On February 13, 2019, Alessandra Gianoncelli (TwinMic Beamline at Elettra Sincrotrone, Trieste, Italy) and Simona Raneri (University of Pisa, Department of Earth Sciences, Italy) performed the first user experiment on the PUMA line (Photons Used for Ancient Materials).

The PUMA beamline, which is optimised for the study of Ancient Materials, has opened its first experimental station. It is dedicated to 2D imaging with a micro-focused hard X-ray beam. The analytical techniques proposed are X-ray fluorescence spectroscopy (XRF), X-ray absorption Near-Edge structure (XANES) and X-ray powder diffraction (XRD). The PUMA line is operated by Sebastian Schoeder,Tulin Okbinoglu and Angélique Rouquié. The construction of the line was financed by the Île-de-France region and the Ministry of Research.

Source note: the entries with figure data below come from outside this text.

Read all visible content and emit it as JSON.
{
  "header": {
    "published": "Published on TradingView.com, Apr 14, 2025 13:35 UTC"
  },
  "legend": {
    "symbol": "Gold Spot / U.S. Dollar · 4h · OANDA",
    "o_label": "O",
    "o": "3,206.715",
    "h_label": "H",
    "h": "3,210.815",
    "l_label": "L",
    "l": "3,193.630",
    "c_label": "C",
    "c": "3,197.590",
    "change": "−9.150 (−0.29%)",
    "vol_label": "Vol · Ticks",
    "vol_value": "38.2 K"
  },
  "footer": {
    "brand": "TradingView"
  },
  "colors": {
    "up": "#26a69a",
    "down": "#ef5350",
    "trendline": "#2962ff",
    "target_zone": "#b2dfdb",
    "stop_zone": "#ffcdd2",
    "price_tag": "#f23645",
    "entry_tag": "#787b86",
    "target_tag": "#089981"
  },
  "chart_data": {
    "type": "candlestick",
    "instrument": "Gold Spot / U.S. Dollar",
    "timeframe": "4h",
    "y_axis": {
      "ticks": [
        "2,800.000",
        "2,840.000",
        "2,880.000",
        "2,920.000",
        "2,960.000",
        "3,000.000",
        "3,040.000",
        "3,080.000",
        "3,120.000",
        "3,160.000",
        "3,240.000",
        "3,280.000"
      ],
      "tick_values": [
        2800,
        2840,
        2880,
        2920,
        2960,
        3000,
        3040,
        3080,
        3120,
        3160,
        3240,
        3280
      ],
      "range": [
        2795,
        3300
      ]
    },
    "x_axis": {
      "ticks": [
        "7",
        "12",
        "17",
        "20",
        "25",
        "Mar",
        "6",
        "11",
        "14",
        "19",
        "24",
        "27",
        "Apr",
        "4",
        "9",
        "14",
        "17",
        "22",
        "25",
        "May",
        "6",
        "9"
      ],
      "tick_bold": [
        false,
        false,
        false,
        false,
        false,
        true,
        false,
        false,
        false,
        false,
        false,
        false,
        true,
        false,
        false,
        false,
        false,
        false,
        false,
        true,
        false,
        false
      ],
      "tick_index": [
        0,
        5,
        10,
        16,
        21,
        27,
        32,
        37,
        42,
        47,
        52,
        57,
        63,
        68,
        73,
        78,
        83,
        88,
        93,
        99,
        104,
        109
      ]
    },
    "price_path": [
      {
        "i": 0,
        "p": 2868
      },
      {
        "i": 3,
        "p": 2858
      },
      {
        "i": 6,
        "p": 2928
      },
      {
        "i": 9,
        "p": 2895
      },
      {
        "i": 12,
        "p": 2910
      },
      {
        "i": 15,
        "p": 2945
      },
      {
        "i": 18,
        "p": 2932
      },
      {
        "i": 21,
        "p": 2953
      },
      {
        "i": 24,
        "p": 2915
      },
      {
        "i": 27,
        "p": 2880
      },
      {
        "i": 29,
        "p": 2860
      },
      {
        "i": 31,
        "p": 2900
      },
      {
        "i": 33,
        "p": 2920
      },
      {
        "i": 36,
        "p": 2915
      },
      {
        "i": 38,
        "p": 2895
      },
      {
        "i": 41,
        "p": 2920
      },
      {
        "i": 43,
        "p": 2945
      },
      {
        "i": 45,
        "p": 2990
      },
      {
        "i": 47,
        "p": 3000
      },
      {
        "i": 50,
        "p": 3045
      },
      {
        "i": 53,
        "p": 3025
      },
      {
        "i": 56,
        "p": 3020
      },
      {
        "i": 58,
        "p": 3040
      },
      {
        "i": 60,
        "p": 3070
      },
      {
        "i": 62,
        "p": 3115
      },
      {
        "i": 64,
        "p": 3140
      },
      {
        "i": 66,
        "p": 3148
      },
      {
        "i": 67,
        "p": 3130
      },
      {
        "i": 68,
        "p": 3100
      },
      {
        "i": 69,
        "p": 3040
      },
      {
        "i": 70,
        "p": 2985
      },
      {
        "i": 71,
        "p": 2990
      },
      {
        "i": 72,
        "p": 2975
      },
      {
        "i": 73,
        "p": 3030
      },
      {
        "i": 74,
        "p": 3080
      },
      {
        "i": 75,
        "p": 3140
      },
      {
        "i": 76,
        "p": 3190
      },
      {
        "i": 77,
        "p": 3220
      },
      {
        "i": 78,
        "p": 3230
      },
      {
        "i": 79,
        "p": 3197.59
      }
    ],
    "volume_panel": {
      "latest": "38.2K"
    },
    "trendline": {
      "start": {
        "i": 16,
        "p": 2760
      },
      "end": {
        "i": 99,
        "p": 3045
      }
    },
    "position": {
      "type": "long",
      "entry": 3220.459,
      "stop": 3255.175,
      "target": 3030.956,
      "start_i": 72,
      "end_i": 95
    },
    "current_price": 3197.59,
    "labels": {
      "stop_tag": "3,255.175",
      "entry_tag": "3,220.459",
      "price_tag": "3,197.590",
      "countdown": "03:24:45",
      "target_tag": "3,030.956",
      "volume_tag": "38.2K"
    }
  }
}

A. Gianoncelli and S. Raneri used XRF and XANES at the Iron K-edge and at 18 keV, with a 3 µm beam spot to study two sets of samples, obtained thanks to a collaboration with Prof. G.Barone and Prof. P. Mazzoleni from the University of Catania (Italy).

The first samples are black gloss wares coming from the Gela Museum in Sicily. Mapping of their chemical composition will provide new clues as to the manufacturing technique and origin of these objects produced in the 6th-5th century BC between Greece and the colonies in southern Italy.

The second set of samples consists of polychrome terracottas from the same period, discovered in the Palatine and the Roman Forum and preserved in the Archaeological Park of the Colosseum in Rome. The data collected may allow scientists to attribute these artifacts to Etruscan, Greek or Sicilian Greek painters. Hypotheses concerning the possible circulation of goods, craftsmen and technological processes in central Italy may also emerge.